I think if you look at those drivers of deeper change, there is room for hope. You can see the beginnings of action on all these fronts. That's why I think it's plausible that things are going to move in the right direction. As I quote Dee Hock, "Things are much too bad for pessimism."
Q. What do you say to someone, a young person (or anyone, really) who's deeply concerned and frightened about the future — and may feel paralyzed and overwhelmed, and understandably cynical about the possibility of change — and doesn't know what to do?
A. If you have a historical perspective, and are not so tied into the moment, that's very helpful. Gar Alperovitz, who's a friend of mine, says, "Fundamental change — indeed, radical systemic change — is as common as grass in world history."
Q. So you'd point them to other examples of transformative change?
A. Look, I grew up in the civil rights era — I'm from Orangeburg, S.C. — and I saw that happen. And we see transformative change in the Arab world, today. Big things can happen, and have happened.
Another source of great motivation, to me, is that I am the proud parent of three children and grandparent of six, any day now. There's no accident that the picture on the dust jacket of this book shows one of my grandchildren. We're on such a bad track now, what we're bequeathing to them is so frightening, that it really is quite a spur to action. If you give up, you're in effect saying, I give up on the world that my children will have, that my grandchildren will have.
Q. There's a sense among a lot of people, and you've talked about this in your books, that our crisis is as much moral or spiritual as "environmental" or political or economic. And, of course, people have been talking about some kind of fundamental shift in our cultural values, our worldview, for a long time, really since the beginning of the environmental movement — and yet, here we still are.
A. Value change, which I talk about at some length in the book, is absolutely essential to moving ahead. There are modelers, like the people at Tellus Institute and others, and the thing that makes a big difference in their success scenarios is a deep change in values and culture. So it's essential.

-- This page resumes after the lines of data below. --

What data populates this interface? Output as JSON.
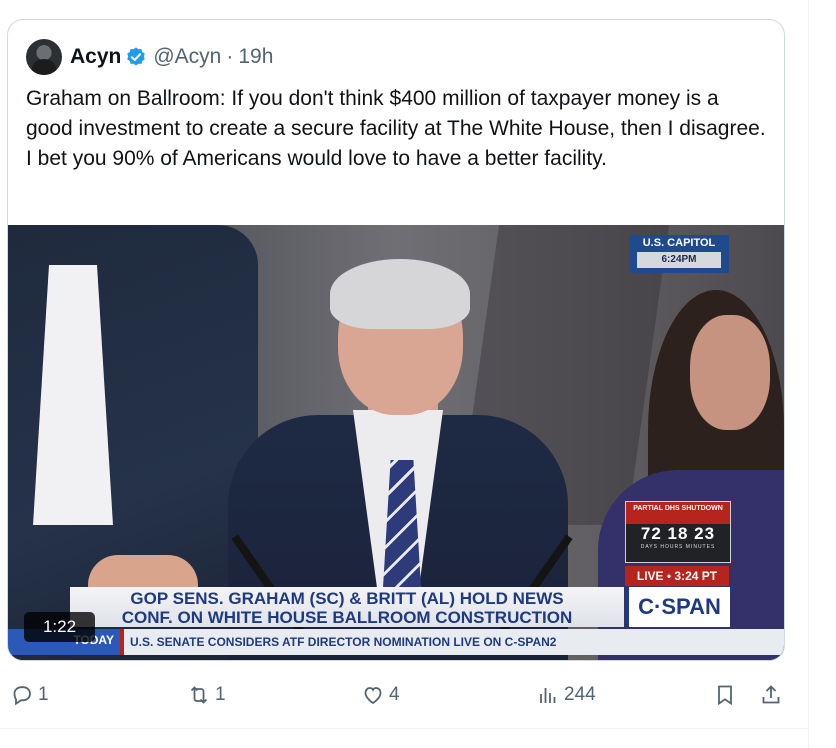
{
  "quote": {
    "author_name": "Acyn",
    "handle": "@Acyn",
    "separator": "·",
    "time": "19h",
    "text": "Graham on Ballroom: If you don't think $400 million of taxpayer money is a good investment to create a secure facility at The White House, then I disagree. I bet you 90% of Americans would love to have a better facility."
  },
  "video": {
    "duration": "1:22",
    "bug_location": "U.S. CAPITOL",
    "bug_time": "6:24PM",
    "dhs_title": "PARTIAL DHS SHUTDOWN",
    "dhs_counts": "72 18 23",
    "dhs_units": "DAYS HOURS MINUTES",
    "live_label": "LIVE • 3:24 PT",
    "chyron_line1": "GOP SENS. GRAHAM (SC) & BRITT (AL) HOLD NEWS",
    "chyron_line2": "CONF. ON WHITE HOUSE BALLROOM CONSTRUCTION",
    "network": "C·SPAN",
    "ticker_label": "TODAY",
    "ticker_text": "U.S. SENATE CONSIDERS ATF DIRECTOR NOMINATION  LIVE ON C-SPAN2"
  },
  "actions": {
    "replies": "1",
    "reposts": "1",
    "likes": "4",
    "views": "244"
  },
  "icons": [
    "verified-badge-icon",
    "reply-icon",
    "repost-icon",
    "like-icon",
    "views-icon",
    "bookmark-icon",
    "share-icon"
  ],
  "colors": {
    "verified": "#1d9bf0",
    "muted_text": "#536471",
    "border": "#cfd9de"
  }
}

On the other hand, you can't sort of wait for the values to change. One of the things I've tried to develop, in two books now, is that value change is not something that we have to sit down and wait on to happen. I love this quote from Daniel Patrick Moynihan: "The central conservative truth is that culture, not politics, determines the success of a society. The central liberal truth is that politics can change a culture and save it from itself."
We've got to drive deep systemic change to the point that by the end, at some point, we will have created a fundamentally new system of political economy. It won't be the old socialism, and it won't be today's rapacious, ruthless capitalism. It'll be something quite different from either. There'll be more different types of ownership of capital, more public involvement, more democratic involvement, in ownership of capital and investment decisions. This is very important. Economic democracy, so to speak. Corporations will be reined in at the top, and new types of corporations built up from the bottom. There will be the idea of separation of corporation and state.
And those are all longer-term objectives that we can start working on now. There are others, as well. But unless we are achieving this sort of deeper, transformative change, our modest efforts at reform are going to continue to be overwhelmed.